Enforcing Oral Agreements to Share Commissions

Two licensed real estate agents working for the same broker orally agree to share commissions on transactions that they work on separately or together. They do so with the knowledge and consent of their broker. One of these transactions closes escrow, the broker receives the commission and then pays one of the two agents, but the agent who is paid does not honor the oral agreement that they have with the other agent. Can the agent who has not been paid enforce the oral commission sharing agreement or is such an agreement illegal if not in writing and signed by the broker?

A recent California Court of Appeal decision held that an oral commission sharing agreement under these circumstances was not illegal because the agent was seeking to collect a portion of the commission already paid to the broker and the oral agreement to share commissions with the other agent was made with the knowledge and consent of that broker. The Court of Appeal indicated that its holding was limited to these specific factual circumstances and was based upon its interpretation of current real estate law.

What I found interesting about the case, and important for all of us to consider, is why the dispute existed and how could it have been avoided. How many of us have entered into an oral agreement with a friend or colleague telling ourselves that we did not need a written agreement because our friendship was so strong and it would never deteriorate to the point that we could not resolve any differences? Human nature being what it is, what other explanations or rationalizations (e.g., time, money, etc.) were offered as a justification for not obtaining a written agreement before the transaction was finalized? Was it just the optimism and enthusiasm surrounding the venture that caused us to believe that everything would work out for the positive?

One of the best ways to overcome this optimism and enthusiasm is to have an agreement in writing between the parties at the outset of any relationship or before any transaction closes escrow. This rule applies not only to our personal transactions, commission sharing agreements between agents, but also to those clients we represent who are purchasing property together (e.g., parents and children, co-investors or joint venturers, and individuals who are not married).

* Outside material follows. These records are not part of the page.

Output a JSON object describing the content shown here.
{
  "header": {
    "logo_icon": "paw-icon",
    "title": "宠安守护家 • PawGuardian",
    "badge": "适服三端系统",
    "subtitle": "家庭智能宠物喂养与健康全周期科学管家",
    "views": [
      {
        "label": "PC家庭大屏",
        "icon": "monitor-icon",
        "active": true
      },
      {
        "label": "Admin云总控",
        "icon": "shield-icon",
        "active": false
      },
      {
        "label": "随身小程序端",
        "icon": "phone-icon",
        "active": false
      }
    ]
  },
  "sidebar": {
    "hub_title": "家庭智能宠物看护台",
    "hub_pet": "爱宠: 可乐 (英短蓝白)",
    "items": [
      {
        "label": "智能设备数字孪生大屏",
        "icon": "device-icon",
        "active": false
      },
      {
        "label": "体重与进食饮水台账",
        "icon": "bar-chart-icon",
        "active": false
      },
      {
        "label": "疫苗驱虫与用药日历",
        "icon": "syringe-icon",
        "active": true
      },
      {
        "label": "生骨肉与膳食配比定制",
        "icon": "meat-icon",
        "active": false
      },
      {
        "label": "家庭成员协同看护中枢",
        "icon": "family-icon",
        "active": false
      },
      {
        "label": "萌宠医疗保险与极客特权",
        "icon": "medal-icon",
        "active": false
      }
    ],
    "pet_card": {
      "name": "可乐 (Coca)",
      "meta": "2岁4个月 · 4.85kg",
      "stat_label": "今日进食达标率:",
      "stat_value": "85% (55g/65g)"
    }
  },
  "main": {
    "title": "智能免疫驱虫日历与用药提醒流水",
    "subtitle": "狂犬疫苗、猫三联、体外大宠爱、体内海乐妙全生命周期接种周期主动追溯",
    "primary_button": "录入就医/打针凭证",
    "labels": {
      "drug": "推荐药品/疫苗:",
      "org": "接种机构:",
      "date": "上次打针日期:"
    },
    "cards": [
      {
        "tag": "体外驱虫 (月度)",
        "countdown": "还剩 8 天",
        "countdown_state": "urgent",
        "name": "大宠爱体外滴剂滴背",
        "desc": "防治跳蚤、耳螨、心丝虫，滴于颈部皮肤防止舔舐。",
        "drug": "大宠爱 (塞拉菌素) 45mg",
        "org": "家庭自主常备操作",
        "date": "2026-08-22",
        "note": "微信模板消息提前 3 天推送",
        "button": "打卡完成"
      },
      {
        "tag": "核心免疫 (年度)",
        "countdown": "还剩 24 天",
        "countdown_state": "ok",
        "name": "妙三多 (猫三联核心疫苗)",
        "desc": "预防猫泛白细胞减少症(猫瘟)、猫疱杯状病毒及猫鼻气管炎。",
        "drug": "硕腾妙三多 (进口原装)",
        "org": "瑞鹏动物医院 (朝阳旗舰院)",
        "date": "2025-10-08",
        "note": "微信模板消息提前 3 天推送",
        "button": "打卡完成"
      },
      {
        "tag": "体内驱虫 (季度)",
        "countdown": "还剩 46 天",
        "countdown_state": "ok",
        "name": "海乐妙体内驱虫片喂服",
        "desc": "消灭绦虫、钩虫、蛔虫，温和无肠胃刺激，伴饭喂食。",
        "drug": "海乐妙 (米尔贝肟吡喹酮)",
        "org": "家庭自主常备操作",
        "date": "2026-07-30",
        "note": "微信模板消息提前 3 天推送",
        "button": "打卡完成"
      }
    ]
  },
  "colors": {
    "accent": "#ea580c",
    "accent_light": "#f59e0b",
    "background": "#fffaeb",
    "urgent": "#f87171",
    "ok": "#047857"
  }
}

With regard to commission sharing agreements, the Court of Appeal indicated that any such agreements would need to be made with the knowledge and consent of the broker. Again, one of the best ways to avoid any dispute is to obtain the knowledge and consent of the broker in writing. Don't rely on an oral discussion with the broker on this subject. A written agreement not only helps prevent misunderstandings between the two agents but also between the broker and those agents.

As with any agreement, it is best that it address all material terms including the parties, the subject matter, duties, the term of the agreement, commission splits including cost payments, payment to the broker and how the broker is to distribute payments to each of the agents, and what happens in the event that one of the agents leaves the brokerage. The foregoing list is illustrative but not exhaustive of all of the subjects that might need to be covered depending on the nature of the agreement and the relationship between the parties.

Another way to approach drafting such an agreement is to ask some of the following questions: 1. What if this relationship terminates? 2. What expectations does each party to the agreement have in that event? 3. What issues or concerns does each party have that could be addressed at the outset rather than through litigation?

Taking the time to discuss, agree, and memorialize these issues and potential concerns will help eliminate potential disputes and avoid incurring attorney's fees which the prevailing party will not be able to recover because of the oral nature of the agreement and the absence of any written agreement providing for the recovery of attorney's fees.